Abstract: PUB238
Dysautonomia: A Nephrology Consult
Session Information
Category: Glomerular Diseases
- 1402 Glomerular Diseases: Clinical, Outcomes, and Therapeutics
Authors
- Ashfaq, Areeba, University of Rochester Medical Center, Rochester, New York, United States
- Drury, Erika, University of Rochester Medical Center, Rochester, New York, United States
- Lusco, Mark, University of Rochester Medical Center, Rochester, New York, United States
Introduction
Dysautonomia presents with dizziness and hypotension, while amyloidosis leads in organ dysfunction, causing fatigue and swelling. This case emphasizes the association between these conditions, highlighting the need for a comprehensive renal evaluation at initial presentation.
Case Description
A 62 year old female diagnosed with post-COVID dysautonomia 8 months prior, presented with recurrent syncope and orthostatic hypotension. Symptoms progressed to include fatigue with minimal exertion and lower extremity swelling. She was admitted for another syncopal episode, now with new-onset AKI. Workup was significant for serum creatitine of 2.14 mg/dL (baseline 1.2mg/dL), serum albumin of 2.9, and 24-hour urine protein of 7.1g. Serologies for hepatitis B, hepatitis C, HIV, and autoimmune markers were negative. SPEP with immunofixation showed a M-spike. Medical records review revealed urinalysis with 3+ protein a month prior to hospitalization with no furtherevaluation at that time.
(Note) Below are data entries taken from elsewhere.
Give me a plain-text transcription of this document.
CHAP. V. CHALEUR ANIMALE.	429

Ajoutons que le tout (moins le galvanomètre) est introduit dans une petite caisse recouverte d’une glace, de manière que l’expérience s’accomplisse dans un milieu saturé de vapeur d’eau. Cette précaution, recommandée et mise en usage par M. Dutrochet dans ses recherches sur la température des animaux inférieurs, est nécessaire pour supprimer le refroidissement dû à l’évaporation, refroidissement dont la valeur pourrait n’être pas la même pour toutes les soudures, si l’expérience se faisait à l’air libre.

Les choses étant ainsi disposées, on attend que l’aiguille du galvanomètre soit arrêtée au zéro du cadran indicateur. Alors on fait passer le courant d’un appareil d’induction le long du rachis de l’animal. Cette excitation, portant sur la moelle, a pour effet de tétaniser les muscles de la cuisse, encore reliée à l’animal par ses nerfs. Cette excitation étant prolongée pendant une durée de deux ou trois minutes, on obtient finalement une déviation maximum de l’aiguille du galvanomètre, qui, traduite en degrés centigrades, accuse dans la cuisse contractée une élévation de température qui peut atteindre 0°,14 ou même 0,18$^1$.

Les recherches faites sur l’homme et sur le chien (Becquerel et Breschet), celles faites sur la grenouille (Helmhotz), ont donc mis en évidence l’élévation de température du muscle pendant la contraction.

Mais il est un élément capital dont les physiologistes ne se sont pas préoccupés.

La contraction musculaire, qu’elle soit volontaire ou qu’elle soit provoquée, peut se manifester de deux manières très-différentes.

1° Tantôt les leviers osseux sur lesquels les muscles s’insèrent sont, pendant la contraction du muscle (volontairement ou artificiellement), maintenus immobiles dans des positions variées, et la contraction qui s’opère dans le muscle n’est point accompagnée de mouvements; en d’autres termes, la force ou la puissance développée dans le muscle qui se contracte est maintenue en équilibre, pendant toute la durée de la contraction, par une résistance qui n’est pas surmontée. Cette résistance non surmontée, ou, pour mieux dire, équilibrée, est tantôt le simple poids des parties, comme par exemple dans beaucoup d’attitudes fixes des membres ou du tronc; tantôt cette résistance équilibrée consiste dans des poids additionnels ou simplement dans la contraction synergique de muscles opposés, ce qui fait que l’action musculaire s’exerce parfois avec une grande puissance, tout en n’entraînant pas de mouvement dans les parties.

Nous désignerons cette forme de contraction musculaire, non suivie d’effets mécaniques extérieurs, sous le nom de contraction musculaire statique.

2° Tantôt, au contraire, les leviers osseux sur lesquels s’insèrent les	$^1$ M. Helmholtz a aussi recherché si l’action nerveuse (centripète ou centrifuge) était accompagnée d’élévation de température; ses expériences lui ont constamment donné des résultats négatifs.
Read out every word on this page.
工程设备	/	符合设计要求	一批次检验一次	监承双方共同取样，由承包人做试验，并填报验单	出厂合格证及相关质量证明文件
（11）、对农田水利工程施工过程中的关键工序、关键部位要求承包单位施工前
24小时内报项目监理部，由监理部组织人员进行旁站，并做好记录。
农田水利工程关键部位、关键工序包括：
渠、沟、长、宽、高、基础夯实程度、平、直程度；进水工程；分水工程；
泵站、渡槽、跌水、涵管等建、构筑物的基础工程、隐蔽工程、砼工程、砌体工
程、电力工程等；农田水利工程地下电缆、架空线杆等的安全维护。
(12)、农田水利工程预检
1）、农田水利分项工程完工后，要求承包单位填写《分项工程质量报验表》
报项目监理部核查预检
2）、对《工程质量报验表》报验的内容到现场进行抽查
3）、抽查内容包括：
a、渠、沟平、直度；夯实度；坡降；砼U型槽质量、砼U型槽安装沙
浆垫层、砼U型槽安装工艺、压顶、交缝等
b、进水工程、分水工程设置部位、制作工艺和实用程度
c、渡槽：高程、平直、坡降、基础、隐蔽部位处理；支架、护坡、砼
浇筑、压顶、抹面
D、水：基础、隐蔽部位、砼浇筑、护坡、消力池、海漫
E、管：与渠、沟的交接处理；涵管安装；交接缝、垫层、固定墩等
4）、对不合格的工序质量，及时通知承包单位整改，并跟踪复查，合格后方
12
Renal biopsy showed amorphous, acellular, Congo red–positive deposits with apple-green birefringence in glomeruli, arteries, and the interstitium. Immunoflorescence (IF) demonstrated monoclonal lambda staining, and electron microscopy showed randomly arranged, straight fibrils, consistent with AL amyloidosis, confirmed by mass spectrometry.
Discussion
This case highlights the clinical spectrum of AL amyloidosis including nephrotic syndrome and dysautonomia. Urinalysis should be included in dysautonomia workup to aide in early detection of nephropathy.
Image 1: Glomerulus with amorphous acellular material in mesangium and capillary loops (H&E).
Image 2: Strong lambda staining of amorphous acellular material in glomerulus and interstitium (IF).
Image 3a-b: Amorphous acellular material in glomeruli, arteries and interstitium shows congo staining (3a) with apple-green birefringence under polarized light (3b) (Congo red).